Treatment Challenges

Treating a CPE infection is difficult precisely because the bacteria have neutralized the strongest antibiotics in the standard toolkit. Treatment depends on which type of carbapenemase enzyme the bacteria produce, because different enzymes have different vulnerabilities. Doctors identify the enzyme type through lab testing, then select from a small number of newer antibiotic combinations that pair a carbapenem or related drug with a compound that blocks the enzyme.

For the most common enzyme type (called KPC), several combination antibiotics remain effective. For other enzyme types, options narrow considerably, sometimes requiring two different IV antibiotics administered simultaneously. These treatments are given in hospital settings and reserved specifically for confirmed resistant infections to avoid fueling even further resistance.

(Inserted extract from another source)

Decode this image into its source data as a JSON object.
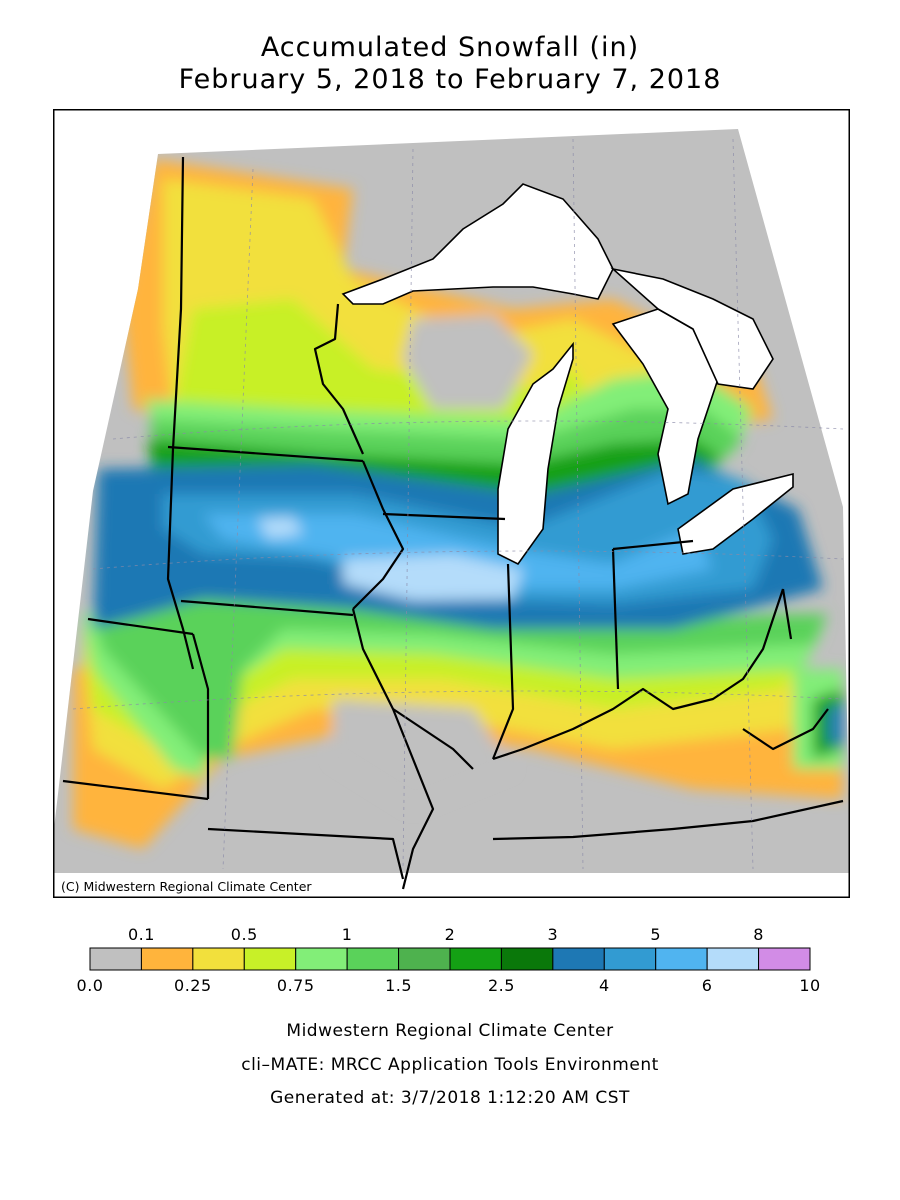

How Hospitals Prevent CPE Spread

Because CPE spreads primarily through direct contact in healthcare settings, infection control is the front line of defense. Patients identified as CPE carriers are placed in isolation with contact precautions, meaning healthcare workers wear gowns and gloves for every interaction. In nursing homes, the approach may be adapted to “enhanced barrier precautions” depending on the situation.

Environmental cleaning is critical because CPE can survive on surfaces. Hospitals enforce strict hand hygiene protocols and may conduct periodic screening of high-risk patients, particularly in ICUs, to catch new carriers before an outbreak develops. The incidence of CPE infections in hospitals has been rising steadily. In Canadian acute care facilities tracked over more than a decade, the rate of healthcare-associated CPE infections more than quadrupled between 2015 and 2023, though it remains low overall at roughly 0.09 per 10,000 patient-days.

For the average person outside a hospital, CPE poses minimal risk. The bacteria primarily threaten people who are already seriously ill, immunocompromised, or undergoing invasive medical procedures. The public health concern is that if CPE continues to spread and share its resistance genes with other bacteria, the pool of treatable infections shrinks for everyone.